Figure 4 is an example of axial and coronal views. The HR views portray the difference in resolution between the in-plane axial slice and the coronal and sagittal through-plane slices. The SR views show the anisotropic SRGAN outputs on the real HR data. The arrows in the top row of Figure 4 point to a suspicious region within the axial prostate. The LR axial image obtained by taking a through-plane slice from a coronal volume has lost all information about this region. The SR image is able to reconstruct the high frequency content and provides valuable edge and texture information. The anisotropic SRGAN method is able to improve the through-plane resolution by 8x while incurring only a slight resolution loss in the in-plane slice.

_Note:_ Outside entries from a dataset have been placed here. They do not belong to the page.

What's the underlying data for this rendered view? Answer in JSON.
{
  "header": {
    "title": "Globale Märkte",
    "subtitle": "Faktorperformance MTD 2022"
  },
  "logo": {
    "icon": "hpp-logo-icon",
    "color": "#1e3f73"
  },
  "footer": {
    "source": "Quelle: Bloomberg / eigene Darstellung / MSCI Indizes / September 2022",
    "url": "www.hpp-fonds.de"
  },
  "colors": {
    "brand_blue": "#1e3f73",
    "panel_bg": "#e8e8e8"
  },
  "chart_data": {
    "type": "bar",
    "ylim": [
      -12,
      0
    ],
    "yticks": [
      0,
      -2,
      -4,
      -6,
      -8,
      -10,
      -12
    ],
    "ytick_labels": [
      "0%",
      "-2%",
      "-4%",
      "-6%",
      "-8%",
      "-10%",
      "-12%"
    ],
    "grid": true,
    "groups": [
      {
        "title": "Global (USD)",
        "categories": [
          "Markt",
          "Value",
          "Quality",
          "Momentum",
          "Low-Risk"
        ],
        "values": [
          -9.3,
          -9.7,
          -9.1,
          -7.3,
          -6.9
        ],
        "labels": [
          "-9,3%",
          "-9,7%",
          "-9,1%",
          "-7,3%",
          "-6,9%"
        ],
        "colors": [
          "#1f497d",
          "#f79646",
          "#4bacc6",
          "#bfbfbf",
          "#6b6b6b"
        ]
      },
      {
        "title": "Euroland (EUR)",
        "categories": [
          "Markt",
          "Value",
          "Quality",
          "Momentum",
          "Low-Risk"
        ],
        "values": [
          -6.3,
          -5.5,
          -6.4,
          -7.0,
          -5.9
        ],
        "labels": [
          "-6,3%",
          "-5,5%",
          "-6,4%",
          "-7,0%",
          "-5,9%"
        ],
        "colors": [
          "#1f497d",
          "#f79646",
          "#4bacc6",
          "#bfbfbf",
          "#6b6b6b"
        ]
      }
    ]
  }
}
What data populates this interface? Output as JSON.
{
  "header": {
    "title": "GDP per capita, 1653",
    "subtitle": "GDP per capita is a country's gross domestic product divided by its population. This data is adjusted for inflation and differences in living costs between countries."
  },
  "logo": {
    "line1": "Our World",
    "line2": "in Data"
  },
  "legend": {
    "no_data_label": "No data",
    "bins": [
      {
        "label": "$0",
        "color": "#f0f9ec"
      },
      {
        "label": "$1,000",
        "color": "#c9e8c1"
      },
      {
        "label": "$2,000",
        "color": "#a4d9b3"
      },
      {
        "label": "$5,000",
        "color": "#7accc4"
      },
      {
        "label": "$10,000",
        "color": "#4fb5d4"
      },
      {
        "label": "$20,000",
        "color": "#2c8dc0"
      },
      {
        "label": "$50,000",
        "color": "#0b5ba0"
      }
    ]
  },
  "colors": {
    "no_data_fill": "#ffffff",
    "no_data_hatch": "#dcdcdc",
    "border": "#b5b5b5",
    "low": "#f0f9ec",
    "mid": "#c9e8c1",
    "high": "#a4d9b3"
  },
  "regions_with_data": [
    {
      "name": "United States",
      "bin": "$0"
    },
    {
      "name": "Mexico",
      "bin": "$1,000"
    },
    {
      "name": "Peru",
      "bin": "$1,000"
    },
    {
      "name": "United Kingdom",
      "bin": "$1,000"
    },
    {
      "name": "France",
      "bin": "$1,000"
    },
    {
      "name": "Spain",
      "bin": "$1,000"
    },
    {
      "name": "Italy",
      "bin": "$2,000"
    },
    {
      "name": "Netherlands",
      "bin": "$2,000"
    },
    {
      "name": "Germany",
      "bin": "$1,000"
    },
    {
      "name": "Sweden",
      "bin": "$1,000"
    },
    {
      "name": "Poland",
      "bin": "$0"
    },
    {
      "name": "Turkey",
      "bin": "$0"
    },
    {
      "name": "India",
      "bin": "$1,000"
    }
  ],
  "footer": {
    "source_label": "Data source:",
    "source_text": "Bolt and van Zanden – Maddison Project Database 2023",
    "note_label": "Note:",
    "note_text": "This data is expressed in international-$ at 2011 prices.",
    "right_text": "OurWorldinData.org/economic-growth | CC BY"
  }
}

Each experiment has been successful in showing that the SRGAN can be used to super-resolve prostate MR images. The first experiment demonstrated that the network was able to reproduce high frequency information via isotropic SR. The second experiment showed that the SRGAN is not constrained to isotropic SR, while the third experiment proved that the SRGAN can produce 8x improvements in the through-plane resolution of the prostate MRI. This method could be useful to physicians by allowing a shorter scan time while still providing a clear representation of the prostate, such as in the apex which has a higher probability of containing cancer [rusu]. Additionally, these promising results are significant steps toward creating a fully isotropic prostate MRI, which can improve the results of registration and segmentation tasks by providing more accurate edge information.